There is a drug resistant bacteria that the CDC is warning about - a stomach bug with the name of Shigella. Shigella infections, which are known as shigellosis, cause diarrhea that can be prolonged and bloody, along with fever and abdominal cramps.
Shigella is a genus of gram-negative, non-spore-forming, rod-shaped bacteria that causes shigellosis, a severe diarrheal disease in humans. Shigella is a highly contagious pathogen that primarily affects the lower part of the intestinal tract.
It is responsible for approximately 165 million cases of diarrhea worldwide and is a significant cause of morbidity and mortality, particularly in developing countries.
Let's explore what Shigella is, how it affects the body, and how it affects those with compromised immune systems.
What is Shigella?
Shigella is a group of four species of bacteria: S. dysenteriae, S. flexneri, S. boydii, and S. sonnei. These bacteria are commonly found in human feces and can be easily transmitted from person to person, especially in areas with poor sanitation. Shigella is highly infectious, with as few as ten bacteria required to cause an infection.
The bacteria can survive in food, water, and on surfaces for several days, making it easy to spread the disease.
How does Shigella affect the body?
Shigella primarily affects the lower part of the intestinal tract, causing inflammation and damage to the lining of the colon. The bacteria produce a toxin that damages the cells in the lining of the colon, leading to severe diarrhea, abdominal cramps, and fever. The diarrhea is often bloody, and dehydration is a common complication of the disease.
In healthy individuals, symptoms of shigellosis typically last for five to seven days and are self-limiting. However, in some cases, the disease can be severe, leading to hospitalization or even death. Infection with Shigella can also cause long-term complications, including reactive arthritis, hemolytic uremic syndrome, and seizures.
Individuals with compromised immune systems are at increased risk of developing severe complications from shigellosis. This includes individuals with HIV/AIDS, cancer, organ transplants, and autoimmune disorders. In these individuals, the infection can spread beyond the intestinal tract, leading to bacteremia and sepsis.

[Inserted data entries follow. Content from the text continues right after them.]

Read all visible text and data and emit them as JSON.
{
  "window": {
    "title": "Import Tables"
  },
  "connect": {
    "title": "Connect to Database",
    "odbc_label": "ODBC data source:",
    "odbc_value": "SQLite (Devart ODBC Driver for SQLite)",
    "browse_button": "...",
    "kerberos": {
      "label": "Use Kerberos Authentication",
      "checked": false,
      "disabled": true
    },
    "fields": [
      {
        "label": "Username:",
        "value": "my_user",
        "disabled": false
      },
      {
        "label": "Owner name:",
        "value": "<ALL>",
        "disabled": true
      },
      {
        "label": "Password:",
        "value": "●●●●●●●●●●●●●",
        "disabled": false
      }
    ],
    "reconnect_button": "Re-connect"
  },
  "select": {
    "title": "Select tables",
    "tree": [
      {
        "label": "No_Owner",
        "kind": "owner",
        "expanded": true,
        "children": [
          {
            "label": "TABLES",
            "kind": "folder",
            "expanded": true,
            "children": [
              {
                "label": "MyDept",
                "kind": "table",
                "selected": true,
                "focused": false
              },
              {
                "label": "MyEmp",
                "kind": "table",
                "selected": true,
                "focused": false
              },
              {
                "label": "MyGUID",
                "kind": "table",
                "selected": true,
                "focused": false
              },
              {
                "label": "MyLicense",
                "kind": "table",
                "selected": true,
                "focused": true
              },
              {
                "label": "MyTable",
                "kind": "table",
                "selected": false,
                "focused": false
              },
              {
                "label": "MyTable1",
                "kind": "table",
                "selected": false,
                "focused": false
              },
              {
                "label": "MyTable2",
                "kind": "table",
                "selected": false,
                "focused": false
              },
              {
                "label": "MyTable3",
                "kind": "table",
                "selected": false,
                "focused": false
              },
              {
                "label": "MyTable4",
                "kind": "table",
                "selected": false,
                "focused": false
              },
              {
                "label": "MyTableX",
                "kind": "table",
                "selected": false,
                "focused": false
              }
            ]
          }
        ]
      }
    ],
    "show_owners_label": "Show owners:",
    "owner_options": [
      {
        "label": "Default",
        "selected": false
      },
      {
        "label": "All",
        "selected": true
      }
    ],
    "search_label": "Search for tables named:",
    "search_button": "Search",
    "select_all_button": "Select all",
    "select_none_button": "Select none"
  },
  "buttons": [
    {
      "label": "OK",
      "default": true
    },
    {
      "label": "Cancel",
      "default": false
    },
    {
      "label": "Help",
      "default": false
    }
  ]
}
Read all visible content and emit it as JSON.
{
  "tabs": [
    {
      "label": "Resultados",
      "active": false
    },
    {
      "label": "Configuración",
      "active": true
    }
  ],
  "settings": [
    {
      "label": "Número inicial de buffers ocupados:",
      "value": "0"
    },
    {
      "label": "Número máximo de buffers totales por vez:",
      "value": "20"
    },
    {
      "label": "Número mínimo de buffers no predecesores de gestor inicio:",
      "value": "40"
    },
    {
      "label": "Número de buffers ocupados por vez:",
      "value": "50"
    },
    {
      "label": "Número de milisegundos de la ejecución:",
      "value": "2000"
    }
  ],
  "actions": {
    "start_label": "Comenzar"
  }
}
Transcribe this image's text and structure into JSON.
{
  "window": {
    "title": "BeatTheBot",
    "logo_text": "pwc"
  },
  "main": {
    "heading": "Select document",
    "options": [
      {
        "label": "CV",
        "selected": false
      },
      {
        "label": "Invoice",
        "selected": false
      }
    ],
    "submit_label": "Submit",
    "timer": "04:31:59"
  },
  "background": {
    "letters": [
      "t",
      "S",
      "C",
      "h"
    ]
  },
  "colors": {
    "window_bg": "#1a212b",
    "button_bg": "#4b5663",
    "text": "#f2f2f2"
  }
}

Bacteremia is a severe condition that occurs when bacteria enter the bloodstream, leading to the spread of the infection throughout the body. Sepsis is a life-threatening condition that occurs when the body's response to infection causes widespread inflammation and organ damage. Individuals with compromised immune systems are more susceptible to sepsis, which can lead to multiple organ failure and death.
In addition to the risk of severe complications, individuals with compromised immune systems may also have a longer duration of symptoms and a higher risk of relapse. This is because their immune systems are less able to fight off the infection, allowing the bacteria to persist in the body for longer periods.
Prevention and Treatment
Preventing shigellosis involves proper hygiene practices, including washing hands regularly, avoiding food and water that may be contaminated with fecal matter, and avoiding close contact with individuals who are infected with the bacteria. Vaccines against Shigella are currently in development, but none are currently available for widespread use.
The treatment of shigellosis involves supportive care to manage symptoms, such as dehydration and electrolyte imbalances. Antibiotics may also be used to shorten the duration of symptoms and reduce the risk of complications. However, the overuse of antibiotics can lead to the development of antibiotic-resistant strains of Shigella, making treatment more challenging.
Shigella is a highly contagious bacterial infection that primarily affects the lower part of the intestinal tract. In healthy individuals, the disease is self-limiting and typically lasts for five to seven days. However, in those with compromised immune systems, the infection can lead to severe complications.